Читать книгу Guiño - Rob Harrell - Страница 8

4

Оглавление

DIVERSIÓN ESCOLAR. YUJUUUUU

Cuando llego a la escuela a la mañana siguiente, Abby no está contenta conmigo: me quedé dormido y no vi un montón de mensajes que me envió. Pasamos por el salón de música a dejar su viola y, mientras avanzamos por el corredor frente a un chico que suelta cantidades increíbles de saliva por el extremo de su trompeta, me lo deja bien claro.

—¿Se te olvida cómo contestar un mugroso mensaje? ¡Y yo que llegué a pensar que habían fallado el disparo con el rayo y te habían freído el cerebro! —rebusca algo en su mochila, probablemente protector labial.

Abby es la única persona que bromea sobre mi situación. Lo ha venido haciendo a lo largo de toda esta difícil experiencia. Y yo no tengo palabras para agradecérselo. Me hace sentir que todavía queda algo normal en el mundo.

Quiero decir, no me malentiendas: sería raro que el resto de la gente también bromeara al respecto.

Pero Abby es caso aparte.

Abby Peterson ha sido mi mejor amiga desde el tercer día de primer grado, cuando me atraganté con un sorbo de leche, y una gomita de vitaminas de los Picapiedra salió expulsada por mi nariz.
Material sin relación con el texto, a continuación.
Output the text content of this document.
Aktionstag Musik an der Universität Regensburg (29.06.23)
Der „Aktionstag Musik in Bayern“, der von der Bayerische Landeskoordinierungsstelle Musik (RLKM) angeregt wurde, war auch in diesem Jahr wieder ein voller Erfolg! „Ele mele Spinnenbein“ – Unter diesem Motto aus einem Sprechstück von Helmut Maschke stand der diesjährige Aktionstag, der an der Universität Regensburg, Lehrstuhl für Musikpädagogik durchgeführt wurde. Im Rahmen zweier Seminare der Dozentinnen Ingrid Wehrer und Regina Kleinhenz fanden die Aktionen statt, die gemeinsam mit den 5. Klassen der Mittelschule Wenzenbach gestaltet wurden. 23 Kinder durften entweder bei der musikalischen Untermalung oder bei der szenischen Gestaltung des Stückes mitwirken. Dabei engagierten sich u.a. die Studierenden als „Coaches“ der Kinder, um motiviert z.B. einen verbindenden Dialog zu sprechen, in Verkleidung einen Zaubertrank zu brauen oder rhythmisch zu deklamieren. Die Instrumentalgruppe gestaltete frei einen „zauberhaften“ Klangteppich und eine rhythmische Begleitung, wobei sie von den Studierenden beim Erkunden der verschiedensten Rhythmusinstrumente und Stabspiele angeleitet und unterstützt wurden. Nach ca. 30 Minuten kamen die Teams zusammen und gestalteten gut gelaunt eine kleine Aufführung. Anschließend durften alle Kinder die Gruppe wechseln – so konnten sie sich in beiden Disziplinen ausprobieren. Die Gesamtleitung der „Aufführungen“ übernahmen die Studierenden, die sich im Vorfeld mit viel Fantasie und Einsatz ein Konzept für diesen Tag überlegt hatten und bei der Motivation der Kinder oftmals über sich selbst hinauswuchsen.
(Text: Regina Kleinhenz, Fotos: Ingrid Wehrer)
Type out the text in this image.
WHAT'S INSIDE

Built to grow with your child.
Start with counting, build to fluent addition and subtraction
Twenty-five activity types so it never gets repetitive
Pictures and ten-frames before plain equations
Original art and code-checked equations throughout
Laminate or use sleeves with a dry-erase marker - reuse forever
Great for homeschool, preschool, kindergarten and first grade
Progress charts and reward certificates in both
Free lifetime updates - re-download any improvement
Creo que tenía la forma de Dino. Rio tanto que por poco se vomita, y desde entonces se formó un vínculo entre nosotros.


Cuando estábamos en cuarto grado, creo, le dimos la bienvenida a nuestro pequeño grupo a ese eterno zopenco que es Isaac Nalibotsky. Encajó muy bien con nosotros, pero últimamente ha estado comportándose de forma extraña. Desapareció de pronto, al menos en lo que tiene que ver con pasar el tiempo con nosotros. En otras circunstancias, haría este camino con nosotros, y me sigue extrañando que no esté aquí.
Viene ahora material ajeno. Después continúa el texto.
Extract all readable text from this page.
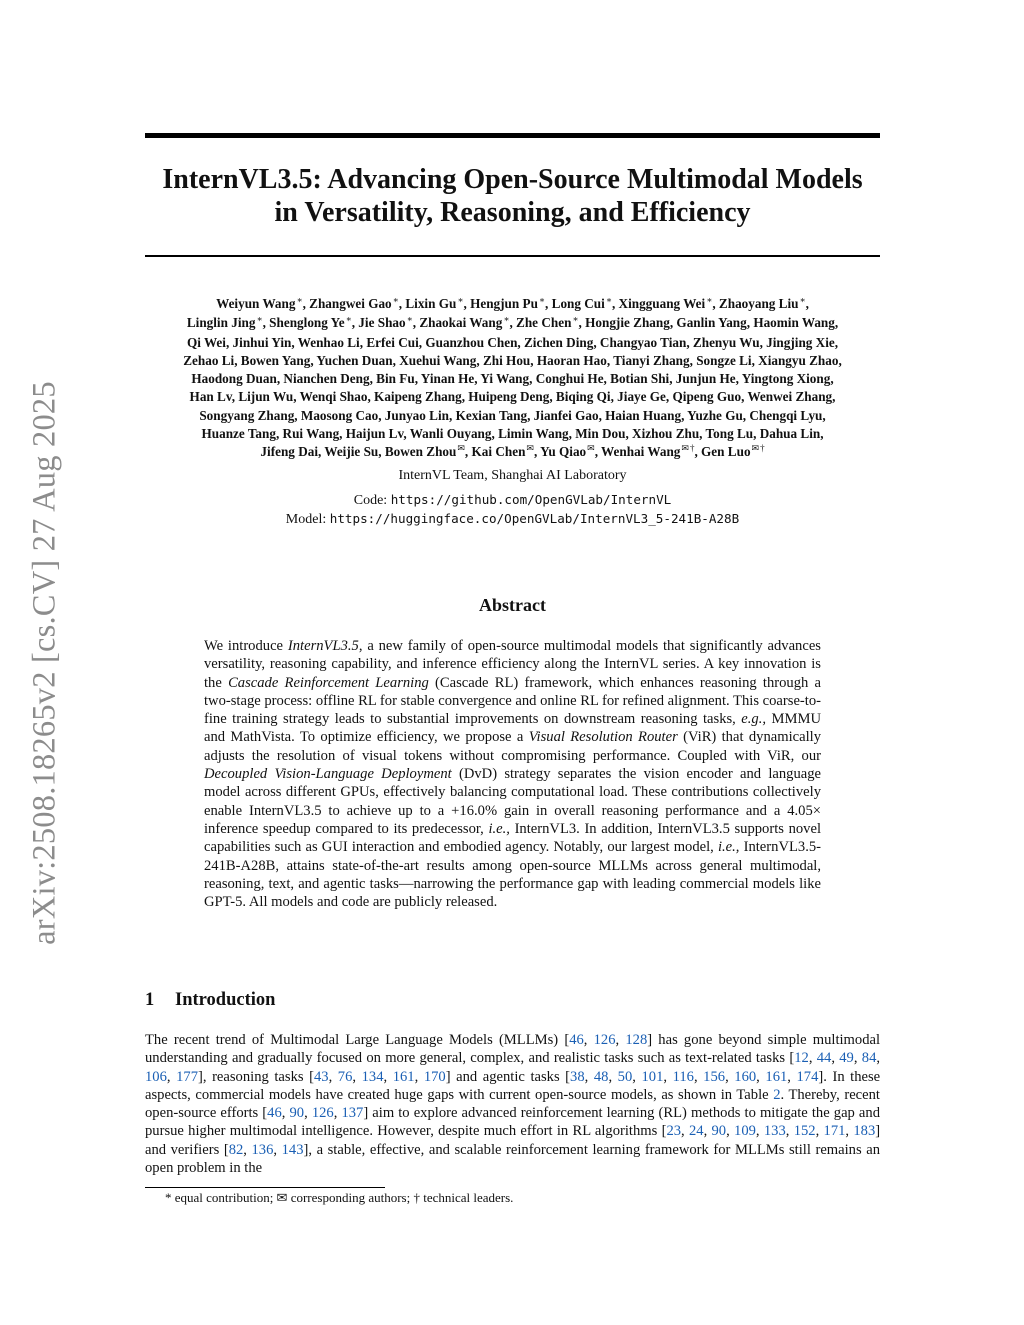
arXiv:2508.18265v2 [cs.CV] 27 Aug 2025
InternVL3.5: Advancing Open-Source Multimodal Models
in Versatility, Reasoning, and Efficiency
Weiyun Wang∗, Zhangwei Gao∗, Lixin Gu∗, Hengjun Pu∗, Long Cui∗, Xingguang Wei∗, Zhaoyang Liu∗,
Linglin Jing∗, Shenglong Ye∗, Jie Shao∗, Zhaokai Wang∗, Zhe Chen∗, Hongjie Zhang, Ganlin Yang, Haomin Wang,
Qi Wei, Jinhui Yin, Wenhao Li, Erfei Cui, Guanzhou Chen, Zichen Ding, Changyao Tian, Zhenyu Wu, Jingjing Xie,
Zehao Li, Bowen Yang, Yuchen Duan, Xuehui Wang, Zhi Hou, Haoran Hao, Tianyi Zhang, Songze Li, Xiangyu Zhao,
Haodong Duan, Nianchen Deng, Bin Fu, Yinan He, Yi Wang, Conghui He, Botian Shi, Junjun He, Yingtong Xiong,
Han Lv, Lijun Wu, Wenqi Shao, Kaipeng Zhang, Huipeng Deng, Biqing Qi, Jiaye Ge, Qipeng Guo, Wenwei Zhang,
Songyang Zhang, Maosong Cao, Junyao Lin, Kexian Tang, Jianfei Gao, Haian Huang, Yuzhe Gu, Chengqi Lyu,
Huanze Tang, Rui Wang, Haijun Lv, Wanli Ouyang, Limin Wang, Min Dou, Xizhou Zhu, Tong Lu, Dahua Lin,
Jifeng Dai, Weijie Su, Bowen Zhou✉, Kai Chen✉, Yu Qiao✉, Wenhai Wang✉†, Gen Luo✉†
InternVL Team, Shanghai AI Laboratory
Code: https://github.com/OpenGVLab/InternVL
Model: https://huggingface.co/OpenGVLab/InternVL3_5-241B-A28B
Abstract

We introduce InternVL3.5, a new family of open-source multimodal models that significantly advances versatility, reasoning capability, and inference efficiency along the InternVL series. A key innovation is the Cascade Reinforcement Learning (Cascade RL) framework, which enhances reasoning through a two-stage process: offline RL for stable convergence and online RL for refined alignment. This coarse-to-fine training strategy leads to substantial improvements on downstream reasoning tasks, e.g., MMMU and MathVista. To optimize efficiency, we propose a Visual Resolution Router (ViR) that dynamically adjusts the resolution of visual tokens without compromising performance. Coupled with ViR, our Decoupled Vision-Language Deployment (DvD) strategy separates the vision encoder and language model across different GPUs, effectively balancing computational load. These contributions collectively enable InternVL3.5 to achieve up to a +16.0% gain in overall reasoning performance and a 4.05× inference speedup compared to its predecessor, i.e., InternVL3. In addition, InternVL3.5 supports novel capabilities such as GUI interaction and embodied agency. Notably, our largest model, i.e., InternVL3.5-241B-A28B, attains state-of-the-art results among open-source MLLMs across general multimodal, reasoning, text, and agentic tasks—narrowing the performance gap with leading commercial models like GPT-5. All models and code are publicly released.

1 Introduction

The recent trend of Multimodal Large Language Models (MLLMs) [46, 126, 128] has gone beyond simple multimodal understanding and gradually focused on more general, complex, and realistic tasks such as text-related tasks [12, 44, 49, 84, 106, 177], reasoning tasks [43, 76, 134, 161, 170] and agentic tasks [38, 48, 50, 101, 116, 156, 160, 161, 174]. In these aspects, commercial models have created huge gaps with current open-source models, as shown in Table 2. Thereby, recent open-source efforts [46, 90, 126, 137] aim to explore advanced reinforcement learning (RL) methods to mitigate the gap and pursue higher multimodal intelligence. However, despite much effort in RL algorithms [23, 24, 90, 109, 133, 152, 171, 183] and verifiers [82, 136, 143], a stable, effective, and scalable reinforcement learning framework for MLLMs still remains an open problem in the

* equal contribution; ✉ corresponding authors; † technical leaders.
—No tenía ganas de hablar —dije—, ni de mensajear. Ni de levantar la cabeza de la almohada. ¿Hiciste la tarea de Lengua? Se me olvidó por completo.
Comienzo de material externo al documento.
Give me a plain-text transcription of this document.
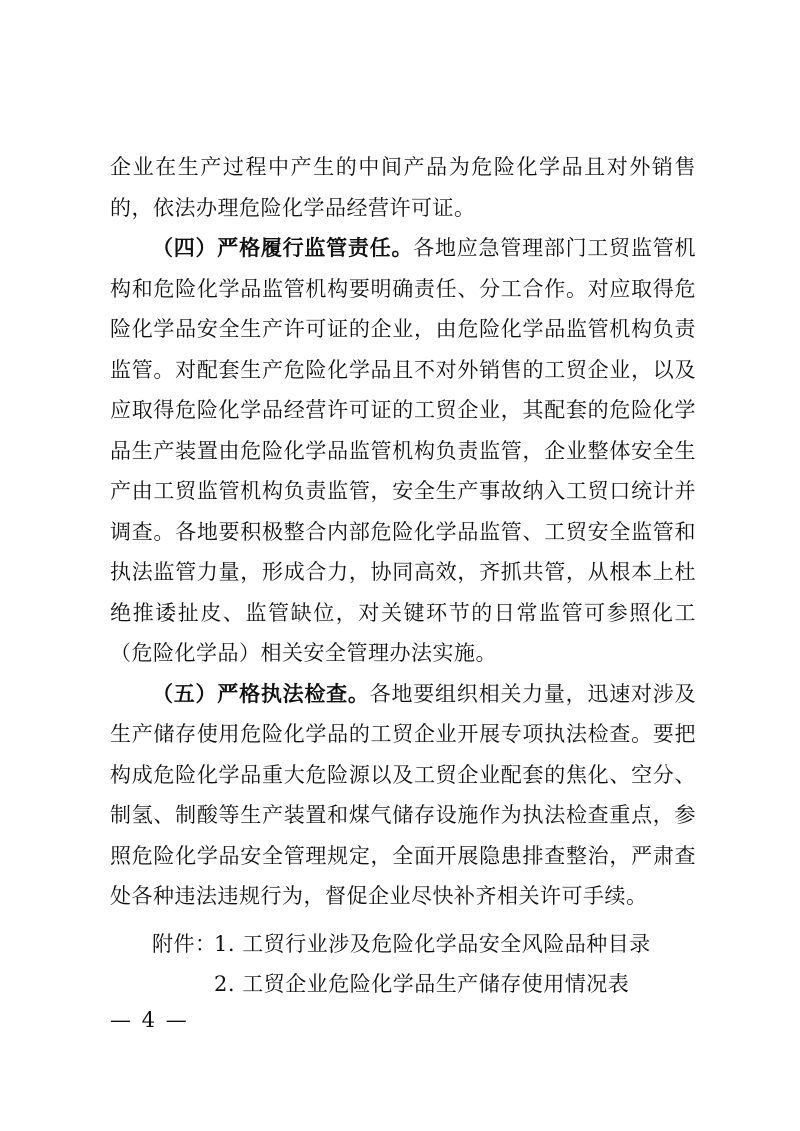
企业在生产过程中产生的中间产品为危险化学品且对外销售的，依法办理危险化学品经营许可证。

（四）严格履行监管责任。各地应急管理部门工贸监管机构和危险化学品监管机构要明确责任、分工合作。对应取得危险化学品安全生产许可证的企业，由危险化学品监管机构负责监管。对配套生产危险化学品且不对外销售的工贸企业，以及应取得危险化学品经营许可证的工贸企业，其配套的危险化学品生产装置由危险化学品监管机构负责监管，企业整体安全生产由工贸监管机构负责监管，安全生产事故纳入工贸口统计并调查。各地要积极整合内部危险化学品监管、工贸安全监管和执法监管力量，形成合力，协同高效，齐抓共管，从根本上杜绝推诿扯皮、监管缺位，对关键环节的日常监管可参照化工（危险化学品）相关安全管理办法实施。

（五）严格执法检查。各地要组织相关力量，迅速对涉及生产储存使用危险化学品的工贸企业开展专项执法检查。要把构成危险化学品重大危险源以及工贸企业配套的焦化、空分、制氢、制酸等生产装置和煤气储存设施作为执法检查重点，参照危险化学品安全管理规定，全面开展隐患排查整治，严肃查处各种违法违规行为，督促企业尽快补齐相关许可手续。

附件：1. 工贸行业涉及危险化学品安全风险品种目录
2. 工贸企业危险化学品生产储存使用情况表
— 4 —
—Psss, creo que la profe Bayer no te reprenderá. Al fin y al cabo, tienes la mejor excusa del mundo: Oh, lo siento tanto, pero ayer me dispararon un rayo de energía en la cabeza —se aplica el protector labial con tal generosidad que hubiera alcanzado para tres personas—. ¿Y cómo fue? ¿El rayo estaba caliente?

Nos detenemos frente a mi casillero para que yo saque mi libro de matemáticas.

—Fue… no sentí nada. Sólo tuve que quedarme ahí tendido un rato, y luego ya había terminado. Muy extraño.

Abby me mira pensativa unos momentos.

—Ya veo. Eso no nos va a servir. Cuando la gente te pregunte, tienes que añadirle un poco de drama… por ellos, no por ti.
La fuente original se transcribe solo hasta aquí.